Cooling capacity optimization of hydrocarbon fuels for regenerative cooling

Abstract As an effective method for heat management of hypersonic vehicles, regenerative cooling faces a severe problem of insufficient cooling capacity under high-speed conditions. Aiming to increase the cooling capacity of a given fuel, we conducted an optimization study by considering the influence of working conditions, chemical kinetics, and chemical routes.
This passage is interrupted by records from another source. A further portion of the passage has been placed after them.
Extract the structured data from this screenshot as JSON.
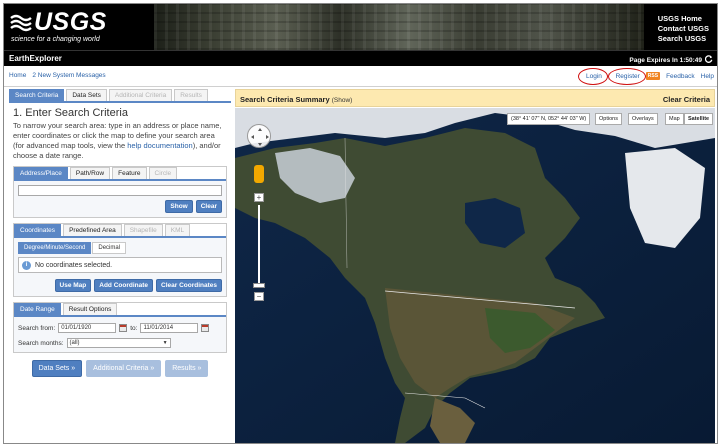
{
  "header": {
    "logo_text": "USGS",
    "tagline": "science for a changing world",
    "links": [
      "USGS Home",
      "Contact USGS",
      "Search USGS"
    ]
  },
  "titlebar": {
    "app_title": "EarthExplorer",
    "expires_label": "Page Expires In 1:50:49",
    "refresh_icon": "refresh-icon"
  },
  "nav": {
    "home": "Home",
    "messages": "2 New System Messages",
    "login": "Login",
    "register": "Register",
    "rss": "RSS",
    "feedback": "Feedback",
    "help": "Help"
  },
  "left": {
    "tabs": [
      "Search Criteria",
      "Data Sets",
      "Additional Criteria",
      "Results"
    ],
    "step_title": "1. Enter Search Criteria",
    "intro_part1": "To narrow your search area: type in an address or place name, enter coordinates or click the map to define your search area (for advanced map tools, view the ",
    "intro_link": "help documentation",
    "intro_part2": "), and/or choose a date range.",
    "address_tabs": [
      "Address/Place",
      "Path/Row",
      "Feature",
      "Circle"
    ],
    "address_value": "",
    "show_btn": "Show",
    "clear_btn": "Clear",
    "coord_tabs": [
      "Coordinates",
      "Predefined Area",
      "Shapefile",
      "KML"
    ],
    "coord_format_tabs": [
      "Degree/Minute/Second",
      "Decimal"
    ],
    "no_coords": "No coordinates selected.",
    "use_map_btn": "Use Map",
    "add_coord_btn": "Add Coordinate",
    "clear_coords_btn": "Clear Coordinates",
    "date_tabs": [
      "Date Range",
      "Result Options"
    ],
    "search_from_label": "Search from:",
    "date_from": "01/01/1920",
    "to_label": "to:",
    "date_to": "11/01/2014",
    "search_months_label": "Search months:",
    "months_value": "(all)",
    "bottom_buttons": [
      "Data Sets »",
      "Additional Criteria »",
      "Results »"
    ]
  },
  "map": {
    "summary_title": "Search Criteria Summary",
    "summary_show": "(Show)",
    "clear_criteria": "Clear Criteria",
    "coord_readout": "(38° 41' 07\" N, 052° 44' 03\" W)",
    "options_btn": "Options",
    "overlays_btn": "Overlays",
    "map_btn": "Map",
    "satellite_btn": "Satellite",
    "zoom_plus": "+",
    "zoom_minus": "−"
  },
  "colors": {
    "accent": "#5b87c5",
    "button": "#4f7fc0",
    "link": "#2a62a8",
    "summary_bg": "#fde9b0",
    "circle_annotation": "#d01010"
  }
}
Via establishing a framework of multi-physical simulation by coupling the catalytic reactions with complex heat transfer process from subcritical to supercritical status, we conducted a parametric study of the effects of working conditions (i.e., inlet temperature and inlet velocity) to reveal the influence of physical heat sink, and different chemical kinetics and chemical routes to optimize the chemical heat sink. As a limiting case study, the surface coking process was also investigated. With the consideration of both physical and chemical heat sinks, the regenerative cooling capacity of a hydrocarbon fuel can be effectively increased via proper optimization. Using n-Decane as an example, a total heat sink of 2.5 MJ/kg is obtained under typical working conditions. A maximum heat sink of 5.3 MJ/kg could be obtained by engineering chemical routes with ethylene and hydrogen as the final cracking products, under inlet conditions of 473 K and 0.042 m/s. Results also reveal that it is essential to reduce the temperature of the wall to minimize carbon deposition. For practical applications, careful consideration of the synergies among the inlet conditions, reaction kinetics and routes, and coking should be performed to maximize the cooling capacity of a hydrocarbon fuel.